Throughout her time at work in Izmail, she had no acute illness.
Later, 3 year after , I received a letter from her in which she said that she felt fine, got married and had a baby.
After having worked for 1.5 years, I transferred to the psychiatric hospital G. B-Dnestrovsky where important events occurred in my medical life.

Another quite curious patient of mine was a boy about 14 years old. His mom turned to me for help. She reported that her son has been suffering from involuntary seizures in his body, arms and legs for several years. At the same time, he was treated by the head of the neurology department, but there was no positive result. I came to the conclusion that there might   not be an ordinary hyperkinesis, but something more complicated.

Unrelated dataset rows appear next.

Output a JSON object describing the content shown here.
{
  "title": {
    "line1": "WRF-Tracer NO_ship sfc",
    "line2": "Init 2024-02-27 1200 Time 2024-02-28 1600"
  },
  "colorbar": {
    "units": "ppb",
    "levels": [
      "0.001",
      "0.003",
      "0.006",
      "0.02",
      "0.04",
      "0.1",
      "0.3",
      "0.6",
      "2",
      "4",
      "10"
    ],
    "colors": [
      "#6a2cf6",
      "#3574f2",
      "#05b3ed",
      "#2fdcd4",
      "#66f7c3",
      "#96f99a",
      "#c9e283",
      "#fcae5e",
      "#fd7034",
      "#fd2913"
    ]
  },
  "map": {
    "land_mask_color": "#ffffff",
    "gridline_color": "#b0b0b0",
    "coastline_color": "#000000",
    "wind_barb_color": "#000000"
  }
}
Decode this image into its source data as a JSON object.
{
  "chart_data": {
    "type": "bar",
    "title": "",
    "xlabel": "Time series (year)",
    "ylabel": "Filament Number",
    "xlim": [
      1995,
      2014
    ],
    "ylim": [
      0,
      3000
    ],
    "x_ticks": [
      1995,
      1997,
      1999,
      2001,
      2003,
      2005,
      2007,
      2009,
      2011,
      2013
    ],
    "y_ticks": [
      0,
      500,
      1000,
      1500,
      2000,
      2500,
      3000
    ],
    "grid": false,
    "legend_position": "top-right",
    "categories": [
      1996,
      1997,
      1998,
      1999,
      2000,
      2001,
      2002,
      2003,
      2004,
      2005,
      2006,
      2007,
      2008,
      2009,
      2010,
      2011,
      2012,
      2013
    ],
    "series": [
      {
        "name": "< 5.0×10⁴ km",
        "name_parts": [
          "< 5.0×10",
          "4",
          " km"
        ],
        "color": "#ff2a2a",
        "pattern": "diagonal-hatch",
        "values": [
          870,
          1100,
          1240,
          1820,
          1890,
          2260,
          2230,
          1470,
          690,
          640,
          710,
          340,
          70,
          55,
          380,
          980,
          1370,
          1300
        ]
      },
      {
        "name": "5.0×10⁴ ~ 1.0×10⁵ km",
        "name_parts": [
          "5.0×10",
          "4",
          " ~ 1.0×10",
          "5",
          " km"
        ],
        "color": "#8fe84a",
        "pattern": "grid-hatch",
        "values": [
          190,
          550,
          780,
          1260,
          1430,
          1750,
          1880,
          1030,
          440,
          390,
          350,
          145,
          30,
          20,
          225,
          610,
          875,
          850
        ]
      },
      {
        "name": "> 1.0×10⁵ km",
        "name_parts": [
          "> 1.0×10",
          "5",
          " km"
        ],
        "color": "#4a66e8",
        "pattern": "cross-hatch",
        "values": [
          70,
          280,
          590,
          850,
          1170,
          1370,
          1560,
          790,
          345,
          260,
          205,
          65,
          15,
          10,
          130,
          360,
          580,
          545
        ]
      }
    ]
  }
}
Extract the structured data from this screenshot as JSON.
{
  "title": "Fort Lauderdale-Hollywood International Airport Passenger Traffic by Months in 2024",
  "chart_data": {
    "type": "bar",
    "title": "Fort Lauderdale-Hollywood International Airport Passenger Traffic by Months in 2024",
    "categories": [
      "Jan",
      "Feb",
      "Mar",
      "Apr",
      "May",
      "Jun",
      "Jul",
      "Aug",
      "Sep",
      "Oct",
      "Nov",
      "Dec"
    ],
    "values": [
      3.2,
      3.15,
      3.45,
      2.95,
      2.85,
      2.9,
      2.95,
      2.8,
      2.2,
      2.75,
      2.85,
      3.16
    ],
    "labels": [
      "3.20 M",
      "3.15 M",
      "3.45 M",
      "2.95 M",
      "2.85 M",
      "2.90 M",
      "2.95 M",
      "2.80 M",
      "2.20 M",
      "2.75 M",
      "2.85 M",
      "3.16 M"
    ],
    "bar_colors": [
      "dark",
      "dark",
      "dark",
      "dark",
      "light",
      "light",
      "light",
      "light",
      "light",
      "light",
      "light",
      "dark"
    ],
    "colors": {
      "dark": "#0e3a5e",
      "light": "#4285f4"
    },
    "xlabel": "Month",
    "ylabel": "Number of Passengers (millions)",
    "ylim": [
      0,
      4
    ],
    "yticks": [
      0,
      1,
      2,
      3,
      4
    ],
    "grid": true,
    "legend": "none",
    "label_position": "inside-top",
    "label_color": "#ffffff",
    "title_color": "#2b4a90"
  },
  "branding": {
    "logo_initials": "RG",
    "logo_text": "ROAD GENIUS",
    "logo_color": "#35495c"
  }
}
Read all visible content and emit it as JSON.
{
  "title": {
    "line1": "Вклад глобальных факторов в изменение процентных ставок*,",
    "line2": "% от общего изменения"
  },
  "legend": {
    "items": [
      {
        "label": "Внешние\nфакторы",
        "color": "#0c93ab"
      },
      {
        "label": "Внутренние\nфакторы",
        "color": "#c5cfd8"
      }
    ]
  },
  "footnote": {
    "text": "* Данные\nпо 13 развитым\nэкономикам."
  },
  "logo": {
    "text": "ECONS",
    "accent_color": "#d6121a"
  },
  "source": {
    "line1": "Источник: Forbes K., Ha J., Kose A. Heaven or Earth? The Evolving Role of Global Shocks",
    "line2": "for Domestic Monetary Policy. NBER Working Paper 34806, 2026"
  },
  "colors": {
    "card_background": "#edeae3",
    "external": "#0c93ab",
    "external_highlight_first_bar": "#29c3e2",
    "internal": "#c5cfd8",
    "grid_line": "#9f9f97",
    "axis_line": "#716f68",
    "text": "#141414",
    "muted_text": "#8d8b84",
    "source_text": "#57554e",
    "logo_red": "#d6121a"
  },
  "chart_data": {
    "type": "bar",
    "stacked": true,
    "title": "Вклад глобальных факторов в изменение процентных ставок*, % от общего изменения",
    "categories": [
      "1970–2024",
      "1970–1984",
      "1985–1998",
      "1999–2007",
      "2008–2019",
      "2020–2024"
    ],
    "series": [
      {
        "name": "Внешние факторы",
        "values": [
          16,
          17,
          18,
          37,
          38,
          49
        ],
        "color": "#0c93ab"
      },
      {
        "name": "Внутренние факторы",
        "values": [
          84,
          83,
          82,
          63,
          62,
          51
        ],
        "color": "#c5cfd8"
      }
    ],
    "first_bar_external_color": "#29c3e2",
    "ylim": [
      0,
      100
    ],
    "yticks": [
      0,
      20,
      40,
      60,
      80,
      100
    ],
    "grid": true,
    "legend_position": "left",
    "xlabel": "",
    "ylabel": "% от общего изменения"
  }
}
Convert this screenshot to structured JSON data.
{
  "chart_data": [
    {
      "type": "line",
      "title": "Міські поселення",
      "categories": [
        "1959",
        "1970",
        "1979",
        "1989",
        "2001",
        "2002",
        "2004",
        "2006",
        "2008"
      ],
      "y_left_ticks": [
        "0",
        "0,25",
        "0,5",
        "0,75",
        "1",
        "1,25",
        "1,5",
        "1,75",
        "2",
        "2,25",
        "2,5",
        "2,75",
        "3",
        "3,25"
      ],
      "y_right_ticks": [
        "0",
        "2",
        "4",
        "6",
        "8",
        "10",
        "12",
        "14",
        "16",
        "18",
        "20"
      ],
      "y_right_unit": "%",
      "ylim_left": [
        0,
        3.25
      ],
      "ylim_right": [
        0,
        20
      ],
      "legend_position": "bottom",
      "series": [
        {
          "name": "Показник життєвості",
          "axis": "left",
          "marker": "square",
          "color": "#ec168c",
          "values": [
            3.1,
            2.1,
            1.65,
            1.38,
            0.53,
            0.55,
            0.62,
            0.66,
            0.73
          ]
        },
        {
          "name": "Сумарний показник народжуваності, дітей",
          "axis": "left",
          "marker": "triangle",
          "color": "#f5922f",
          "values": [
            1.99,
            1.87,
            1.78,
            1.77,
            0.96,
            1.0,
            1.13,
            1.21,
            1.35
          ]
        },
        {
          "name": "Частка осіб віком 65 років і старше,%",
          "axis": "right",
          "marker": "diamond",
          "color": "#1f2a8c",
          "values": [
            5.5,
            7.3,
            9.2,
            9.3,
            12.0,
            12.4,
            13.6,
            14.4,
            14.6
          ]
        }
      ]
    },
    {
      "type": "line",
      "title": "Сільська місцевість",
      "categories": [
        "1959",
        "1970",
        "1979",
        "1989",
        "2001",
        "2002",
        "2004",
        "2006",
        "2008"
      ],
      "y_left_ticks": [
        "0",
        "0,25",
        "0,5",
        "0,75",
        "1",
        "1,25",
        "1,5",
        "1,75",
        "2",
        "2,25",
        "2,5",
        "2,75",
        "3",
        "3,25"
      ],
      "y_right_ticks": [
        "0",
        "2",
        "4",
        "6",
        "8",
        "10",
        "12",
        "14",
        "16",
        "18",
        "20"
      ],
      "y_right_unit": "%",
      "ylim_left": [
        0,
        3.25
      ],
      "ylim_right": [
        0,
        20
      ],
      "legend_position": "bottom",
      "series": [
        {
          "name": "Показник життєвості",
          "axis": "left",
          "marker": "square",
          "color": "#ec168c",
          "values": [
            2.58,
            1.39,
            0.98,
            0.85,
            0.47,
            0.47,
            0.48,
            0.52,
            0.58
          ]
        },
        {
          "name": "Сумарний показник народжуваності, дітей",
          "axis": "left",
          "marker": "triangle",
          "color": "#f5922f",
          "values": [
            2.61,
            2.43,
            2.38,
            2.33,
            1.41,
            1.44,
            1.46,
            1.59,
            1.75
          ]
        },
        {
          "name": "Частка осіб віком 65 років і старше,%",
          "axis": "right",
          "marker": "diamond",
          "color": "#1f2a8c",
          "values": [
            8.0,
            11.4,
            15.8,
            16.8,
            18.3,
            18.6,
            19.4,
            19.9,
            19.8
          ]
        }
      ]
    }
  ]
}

Since I did not possess the necessary medical literature, I came to the decision that I should go to the library of the medical institute in Odessa and seek information about my patient's illness. Since no one would not let me go on a working day, I went on my days off (the road was tiring, by the way, I had to go only at one end for more than 7 hours). Having noticed the necessary literature, I put out to the patient for the first time in my practice a diagnosis: "Gilles de Tourette's syndrome." I prescribed the recommended treatment (the haloperidol drug ), I got an amazing result, completely after two weeks of taking the medication, the seizures disappeared and
he recovered from  pain. A few years later, working at the Bilhorod-Dnistrovsky psychiatric hospital, I learned from the mother of the patient that he was so healthy that he could be even recruited to  the army.